Mehran
Mehran

Reputation: 16821

Can GCP's Cloud Run be used for non-HTTP services?

I'm new to GCP and trying to make heads and tails of it. So far, I've experienced with GKE and Cloud Run.

In GKE, I can create a Workload (deployment) for a service of any kind under any port I like and allocate resources to it. Then I can create a load balancer and open the ports from the pods to the Internet. The load balancer has an IP that I can use to access the underlying pods.

On the other hand, when I create a Could Run service, I'll give it a docker image and a port and once the service is up and running, it exposes an HTTPS URL! The port that I specify in Cloud Run is the docker's internal port and if I want to access the URL, I have to do that through port 80.

Does this mean that Cloud Run is designed only for HTTP services under port 80? Or maybe I'm missing something?

Upvotes: 13

Views: 4683

Answers (2)

m.spyratos
m.spyratos

Reputation: 4219

To keep this question relevant, I would like to add some updates since the accepted answer was posted. In the end of 2021 Google announced new CPU allocation controls. As mentioned on Use Cloud Run "always-on" CPU allocation for background work:

With this release, users can now alter this behavior so the CPU is always allocated and available even when there are no incoming requests (so long as the container instance is up). Setting the CPU to be always allocated can be useful for running background tasks and other asynchronous processing tasks.

Along with this, you also have the option to not allow public incoming traffic, if that's what you are interested in.

Upvotes: 1

Steren
Steren

Reputation: 7909

Technically "no", Cloud Run cannot be used for non-HTTP services.
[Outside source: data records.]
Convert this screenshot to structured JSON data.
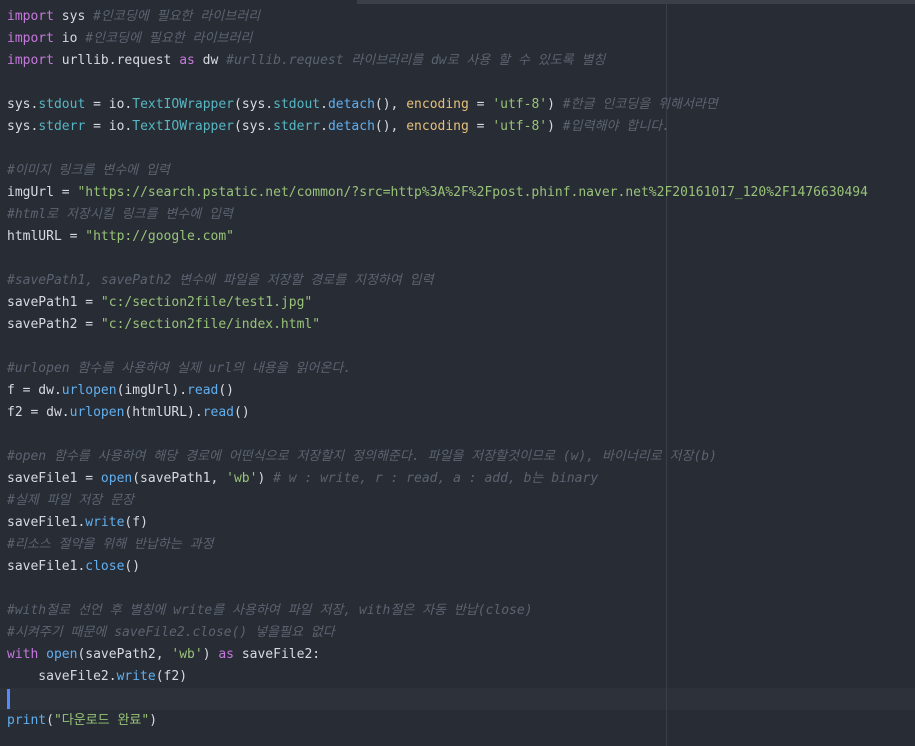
{
  "code": {
    "l1": {
      "kw": "import",
      "rest": " sys ",
      "cm": "#인코딩에 필요한 라이브러리"
    },
    "l2": {
      "kw": "import",
      "rest": " io ",
      "cm": "#인코딩에 필요한 라이브러리"
    },
    "l3": {
      "kw": "import",
      "rest": " urllib.request ",
      "as": "as",
      "rest2": " dw ",
      "cm": "#urllib.request 라이브러리를 dw로 사용 할 수 있도록 별칭"
    },
    "l5": {
      "a": "sys.",
      "b": "stdout",
      "c": " = io.",
      "d": "TextIOWrapper",
      "e": "(sys.",
      "f": "stdout",
      "g": ".",
      "h": "detach",
      "i": "(), ",
      "j": "encoding",
      "k": " = ",
      "l": "'utf-8'",
      "m": ") ",
      "cm": "#한글 인코딩을 위해서라면"
    },
    "l6": {
      "a": "sys.",
      "b": "stderr",
      "c": " = io.",
      "d": "TextIOWrapper",
      "e": "(sys.",
      "f": "stderr",
      "g": ".",
      "h": "detach",
      "i": "(), ",
      "j": "encoding",
      "k": " = ",
      "l": "'utf-8'",
      "m": ") ",
      "cm": "#입력해야 합니다."
    },
    "l8": {
      "cm": "#이미지 링크를 변수에 입력"
    },
    "l9": {
      "a": "imgUrl = ",
      "s": "\"https://search.pstatic.net/common/?src=http%3A%2F%2Fpost.phinf.naver.net%2F20161017_120%2F1476630494"
    },
    "l10": {
      "cm": "#html로 저장시킬 링크를 변수에 입력"
    },
    "l11": {
      "a": "htmlURL = ",
      "s": "\"http://google.com\""
    },
    "l13": {
      "cm": "#savePath1, savePath2 변수에 파일을 저장할 경로를 지정하여 입력"
    },
    "l14": {
      "a": "savePath1 = ",
      "s": "\"c:/section2file/test1.jpg\""
    },
    "l15": {
      "a": "savePath2 = ",
      "s": "\"c:/section2file/index.html\""
    },
    "l17": {
      "cm": "#urlopen 함수를 사용하여 실제 url의 내용을 읽어온다."
    },
    "l18": {
      "a": "f = dw.",
      "b": "urlopen",
      "c": "(imgUrl).",
      "d": "read",
      "e": "()"
    },
    "l19": {
      "a": "f2 = dw.",
      "b": "urlopen",
      "c": "(htmlURL).",
      "d": "read",
      "e": "()"
    },
    "l21": {
      "cm": "#open 함수를 사용하여 해당 경로에 어떤식으로 저장할지 정의해준다. 파일을 저장할것이므로 (w), 바이너리로 저장(b)"
    },
    "l22": {
      "a": "saveFile1 = ",
      "b": "open",
      "c": "(savePath1, ",
      "s": "'wb'",
      "d": ") ",
      "cm": "# w : write, r : read, a : add, b는 binary"
    },
    "l23": {
      "cm": "#실제 파일 저장 문장"
    },
    "l24": {
      "a": "saveFile1.",
      "b": "write",
      "c": "(f)"
    },
    "l25": {
      "cm": "#리소스 절약을 위해 반납하는 과정"
    },
    "l26": {
      "a": "saveFile1.",
      "b": "close",
      "c": "()"
    },
    "l28": {
      "cm": "#with절로 선언 후 별칭에 write를 사용하여 파일 저장, with절은 자동 반납(close)"
    },
    "l29": {
      "cm": "#시켜주기 때문에 saveFile2.close() 넣을필요 없다"
    },
    "l30": {
      "kw": "with",
      "sp": " ",
      "b": "open",
      "c": "(savePath2, ",
      "s": "'wb'",
      "d": ") ",
      "as": "as",
      "e": " saveFile2:"
    },
    "l31": {
      "a": "    saveFile2.",
      "b": "write",
      "c": "(f2)"
    },
    "l33": {
      "b": "print",
      "c": "(",
      "s": "\"다운로드 완료\"",
      "d": ")"
    }
  }
}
See Cloud Run's container runtime contract.

But also "sort of":

  1. The URL of a Cloud Run service can be kept "private" (and they are by default), this means that nobody but some specific identities are allowed to invoked the Cloud Run service. See this page to learn more)
  2. The container must listen for requests on a certain port, and it does not have CPU outside of request processing. However, it is very easy to wrap your binary into a lightweight HTTP server. See for example the Shell sample that Uses a very small Go HTTP sevrer to invoke an arbitrary shell script.